No matter how poor a community may be, parents scrimp and save to get to games to cheer their kids on. Teams named the Winslow Bulldogs, Hopi Bruins, or San Carlos Braves go head-to-head to bring home coveted state championship trophies, traveling as many as eight hours on a converted old bus to play teams in Window Rock, Snowflake, Casa Grande or Flagstaff.

Tribal newspapers always devote lots of room to report the latest game stats. Even KTNN, the Navajo Nation’s radio station, broadcasts Phoenix Suns games in the Navajo language.

Right now, hoop junkies are preparing for July’s tribal basketball extravaganza. The Native American Basketball Invitational, or NABI, is the closest thing the United States has to a national high school championship for American Indians.

High school? Right – it seems that scouts could never quite grok that the next LeBron James could be lurking inside a rez high school, so these potential hoop stars haven’t yet had access to college sports. They still don’t know that the excitement of trying for three-point long shots while the crowd screams their names isn’t necessarily a winning strategy.

Tex G. Hall was one of those young players who aspired to the pros. But he never got the grooming, coaching, scholarships or national attention that a top college program gives to its stars, so he never made it. He went on to become chairman of the Mandan, Hidatsa and Arikara Nation, otherwise known as the Three Affiliated Tribes. And now, he is the honorary president of NABI, to see if he can’t help the younger generation reach hoop heaven.

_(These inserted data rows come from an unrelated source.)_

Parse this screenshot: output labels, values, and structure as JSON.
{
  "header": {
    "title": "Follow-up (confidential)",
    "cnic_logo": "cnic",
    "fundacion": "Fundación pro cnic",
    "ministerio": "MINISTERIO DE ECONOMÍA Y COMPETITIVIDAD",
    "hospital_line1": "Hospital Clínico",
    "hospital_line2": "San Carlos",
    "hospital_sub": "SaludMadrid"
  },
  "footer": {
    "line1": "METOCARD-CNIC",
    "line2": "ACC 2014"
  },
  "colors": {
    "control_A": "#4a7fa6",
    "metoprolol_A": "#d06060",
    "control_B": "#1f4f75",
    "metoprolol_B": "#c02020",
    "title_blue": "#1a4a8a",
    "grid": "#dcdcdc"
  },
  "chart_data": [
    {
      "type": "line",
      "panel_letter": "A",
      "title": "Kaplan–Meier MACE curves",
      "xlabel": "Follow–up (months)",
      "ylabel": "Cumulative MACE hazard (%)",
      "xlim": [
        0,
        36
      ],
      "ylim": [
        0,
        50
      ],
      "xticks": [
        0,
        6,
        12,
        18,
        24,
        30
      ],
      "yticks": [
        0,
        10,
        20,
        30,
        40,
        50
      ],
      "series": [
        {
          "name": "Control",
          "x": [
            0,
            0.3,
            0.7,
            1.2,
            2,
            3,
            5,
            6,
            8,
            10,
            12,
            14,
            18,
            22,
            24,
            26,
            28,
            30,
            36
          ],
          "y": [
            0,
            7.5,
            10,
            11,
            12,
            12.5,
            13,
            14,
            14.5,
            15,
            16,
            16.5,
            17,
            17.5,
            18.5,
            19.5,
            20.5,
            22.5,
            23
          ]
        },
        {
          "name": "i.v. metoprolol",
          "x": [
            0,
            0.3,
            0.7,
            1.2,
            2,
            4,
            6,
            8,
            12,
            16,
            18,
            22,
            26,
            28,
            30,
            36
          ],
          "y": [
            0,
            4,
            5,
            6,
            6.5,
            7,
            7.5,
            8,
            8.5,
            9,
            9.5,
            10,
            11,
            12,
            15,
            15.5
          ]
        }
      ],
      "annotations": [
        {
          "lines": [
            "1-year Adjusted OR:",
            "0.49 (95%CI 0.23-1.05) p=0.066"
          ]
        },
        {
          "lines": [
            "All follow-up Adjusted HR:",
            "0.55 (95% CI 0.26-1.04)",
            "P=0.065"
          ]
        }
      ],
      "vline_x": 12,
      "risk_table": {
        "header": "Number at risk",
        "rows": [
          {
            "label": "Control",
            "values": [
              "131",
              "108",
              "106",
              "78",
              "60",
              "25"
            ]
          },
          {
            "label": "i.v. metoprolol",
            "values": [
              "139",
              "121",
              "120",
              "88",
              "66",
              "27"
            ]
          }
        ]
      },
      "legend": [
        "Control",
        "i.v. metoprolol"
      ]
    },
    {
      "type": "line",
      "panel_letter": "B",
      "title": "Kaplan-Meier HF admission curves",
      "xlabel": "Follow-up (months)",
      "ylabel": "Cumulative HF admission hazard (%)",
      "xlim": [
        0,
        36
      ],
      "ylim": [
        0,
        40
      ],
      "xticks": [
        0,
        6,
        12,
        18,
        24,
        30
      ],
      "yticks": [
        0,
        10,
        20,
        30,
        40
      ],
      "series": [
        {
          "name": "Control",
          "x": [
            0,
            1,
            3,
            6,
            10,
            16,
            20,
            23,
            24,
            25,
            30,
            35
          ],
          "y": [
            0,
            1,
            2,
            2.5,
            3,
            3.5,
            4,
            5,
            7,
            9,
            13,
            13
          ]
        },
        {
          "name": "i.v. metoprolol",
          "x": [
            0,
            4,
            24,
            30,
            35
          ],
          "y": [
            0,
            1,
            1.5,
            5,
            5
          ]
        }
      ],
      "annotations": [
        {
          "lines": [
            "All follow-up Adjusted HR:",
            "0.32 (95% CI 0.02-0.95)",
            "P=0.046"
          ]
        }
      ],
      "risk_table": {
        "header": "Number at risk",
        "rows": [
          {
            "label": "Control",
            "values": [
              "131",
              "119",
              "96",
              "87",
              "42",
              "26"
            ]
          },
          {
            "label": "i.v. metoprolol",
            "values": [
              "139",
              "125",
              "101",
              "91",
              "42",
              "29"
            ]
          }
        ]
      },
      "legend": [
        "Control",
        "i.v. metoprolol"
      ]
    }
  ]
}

NABI was started in 2003, and it’s grown into the country’s largest Native American basketball tournament. Men’s and women’s teams from high schools across the continent converge on Phoenix every year to vie for top honors. The competition has also garnered the support of the Phoenix Suns, sports manufacturing giant Nike, and tribes and enterprises. The finals are played on the boards of the Suns’ home turf, the U.S. Airways Center.

NABI’s efforts and unvarnished thrills are beginning to bear fruit. The NCAA finally awarded NABI with a coveted certification in 2007, and now college coaches are beginning to troll for talent. Anthony Brown, of the Cheyenne-Arapaho Tribe, was the tournament’s Most Valuable Player in 2003. He signed to play pro basketball in Spain. Others are now making their way through college ball.

The next hoop legend could be practicing free throws right now on a rusty old hoop with a half-flat basketball on a dirt court. NABI tickets are only $10; you could see it happen yourself.

Debra Utacia Krol, an enrolled member of the Xolon (or Jolon) Salinan Tribe of central California, is a freelance journalist based in Arizona.